Светлый фон

Леон идет навстречу стене огня, и женщина слышит, как, собрав последние силы, он запевает неведомую ей молитву, в которой несколько раз повторяется имя неизвестной ей святой – Алмудии.

– Перемирие? – переспросил Антонио Виланова.

– Да, так это называется, – ответил Огневик. – Когда поднимают какую-нибудь белую тряпку, значит, объявляют перемирие. Я-то сам не видел, но многие видели. А потом он вернулся с этим флагом.

– Зачем же Блаженненький сделал это? – спросил Онорио.

– Пожалел невинные души – они сгорали заживо, – пожалел детей, стариков, беременных. Пожалел и пошел к безбожникам просить, чтобы выпустили их из Бело-Монте. Никому ничего не сказал – ни Жоану Апостолу, ни Жоану Большому, ни Педрану, – а приколотил к палке белый платок и двинулся по улице Матери Церкви. Псы его пропустили. Мы все подумали, что они решили замучить его, как Меченого, и вернуть нам без ушей, без носа, без языка.
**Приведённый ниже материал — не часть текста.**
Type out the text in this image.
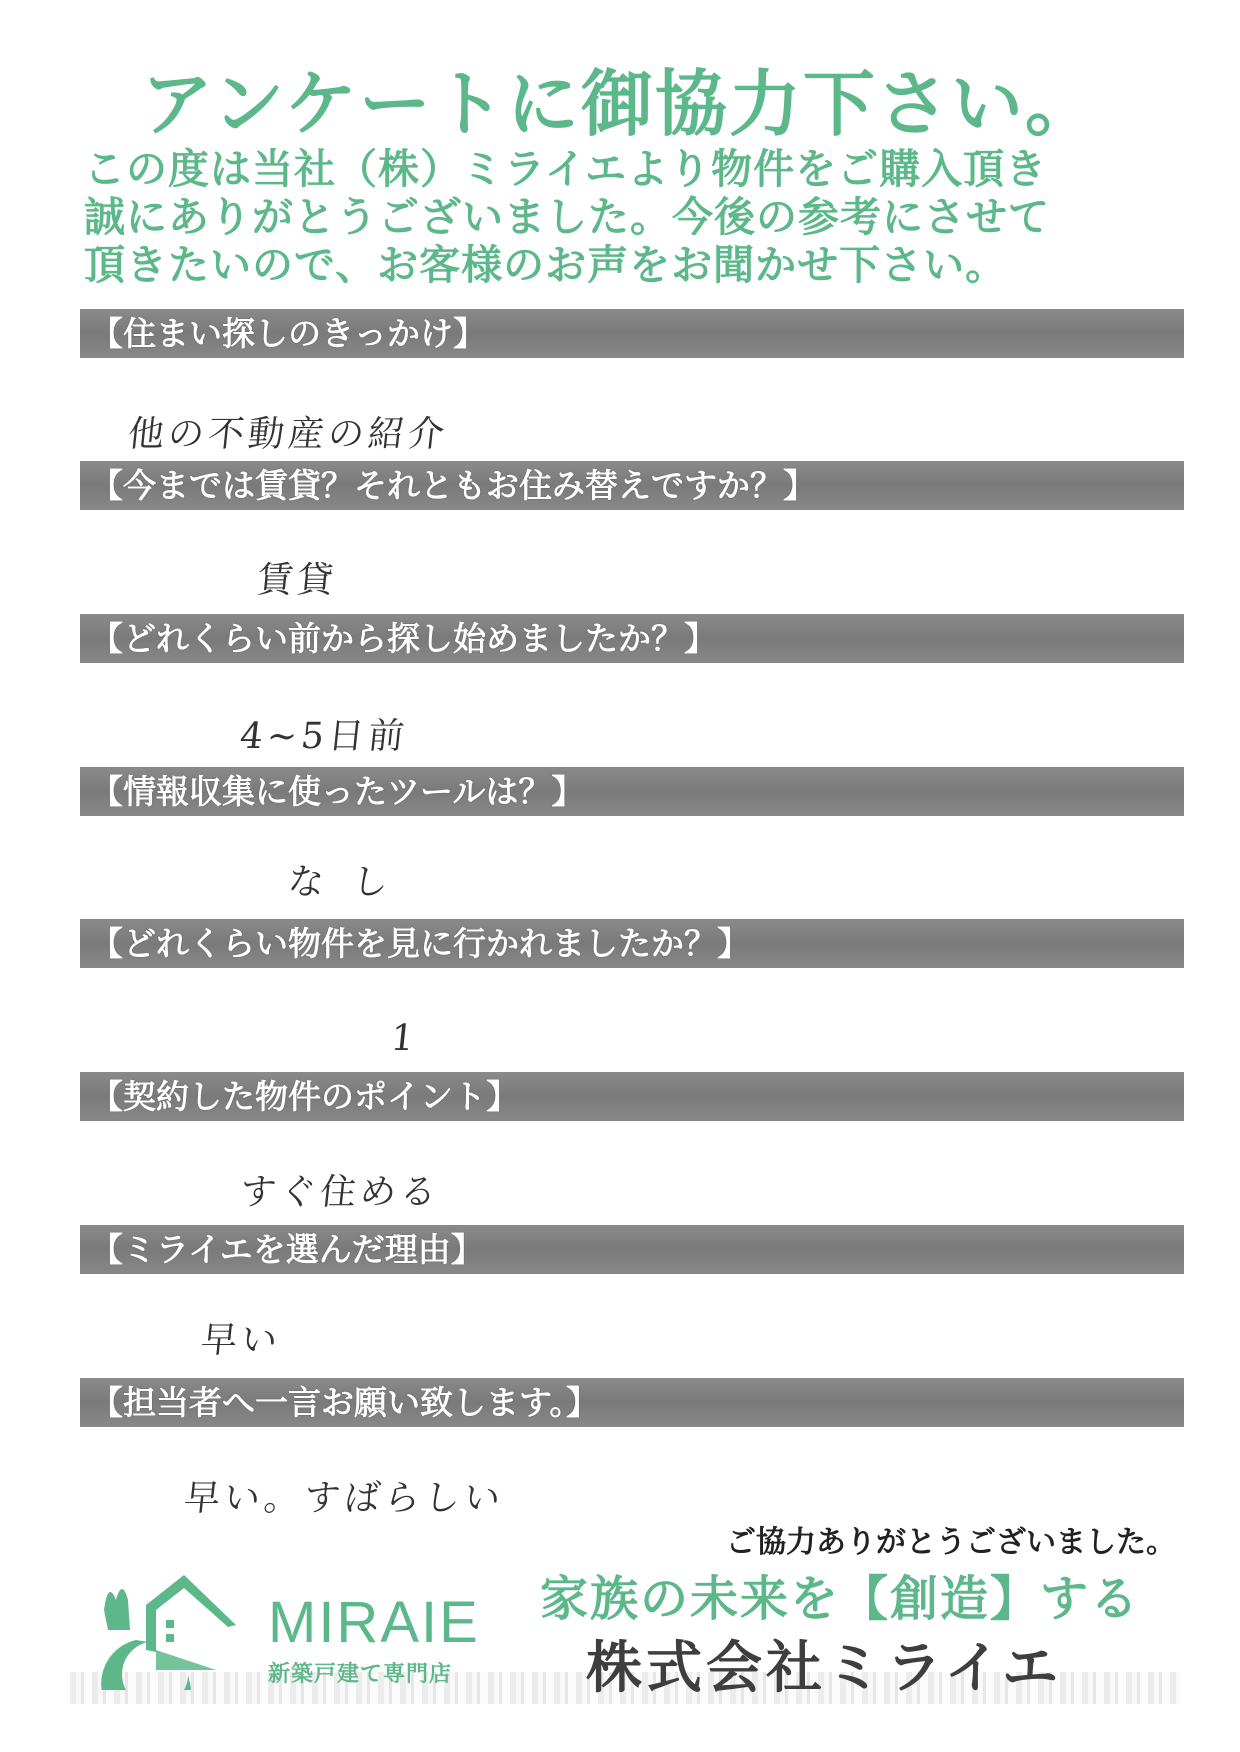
アンケートに御協力下さい。
この度は当社（株）ミライエより物件をご購入頂き
誠にありがとうございました。今後の参考にさせて
頂きたいので、お客様のお声をお聞かせ下さい。
【住まい探しのきっかけ】
他の不動産の紹介
【今までは賃貸？それともお住み替えですか？】
賃貸
【どれくらい前から探し始めましたか？】
4~5日前
【情報収集に使ったツールは？】
なし
【どれくらい物件を見に行かれましたか？】
1
【契約した物件のポイント】
すぐ住める
【ミライエを選んだ理由】
早い
【担当者へ一言お願い致します。】
早い。すばらしい
ご協力ありがとうございました。
MIRAIE
新築戸建て専門店
家族の未来を【創造】する
株式会社ミライエ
Но он вернулся целый и невредимый, со своим флагом. Мы к тому времени перекрыли уже и Святого Элигия, и Младенца Христа, и Мать Церковь. Погасили много пожаров. Блаженненького не было часа два или три, и все это время стрельбы тоже не было. Потому что перемирие. Так объяснил падре Жоакин.

Карлик притулился к Журеме, дрожа всем телом. Они сидели в пещере – неподалеку от сожженной фермы Касабу, на развилке дорог, где раньше останавливались на ночлег козопасы. Здесь провели они двенадцать дней, выползая только затем, чтобы торопливо надергать травы и съедобных корешков – лишь бы обмануть голод-да набрать воды из ближайшего ручейка. Вся округа кишмя кишела солдатами: небольшими отрядами и огромными колоннами они возвращались в Кеймадас, и потому беглецы решили затаиться и переждать. Ночи были холодные, развести костер Виланова не разрешал, чтобы не привлечь внимание республиканцев; Карлик попросту замерзал. Он был самым маленьким, он больше всех ослабел и сильнее всех страдал от холода Ложась спать, репортер и Журема клали его посередке, стараясь согреть теплом своих тел, но Карлик все равно ждал наступления ночи с ужасом: зубы у него выбивали дробь, ледяной озноб пробирал до костей. Сейчас он сидел вместе со всеми, слушал Огневика, но то и дело притягивал своими пухлыми ручками Журему и репортера поближе.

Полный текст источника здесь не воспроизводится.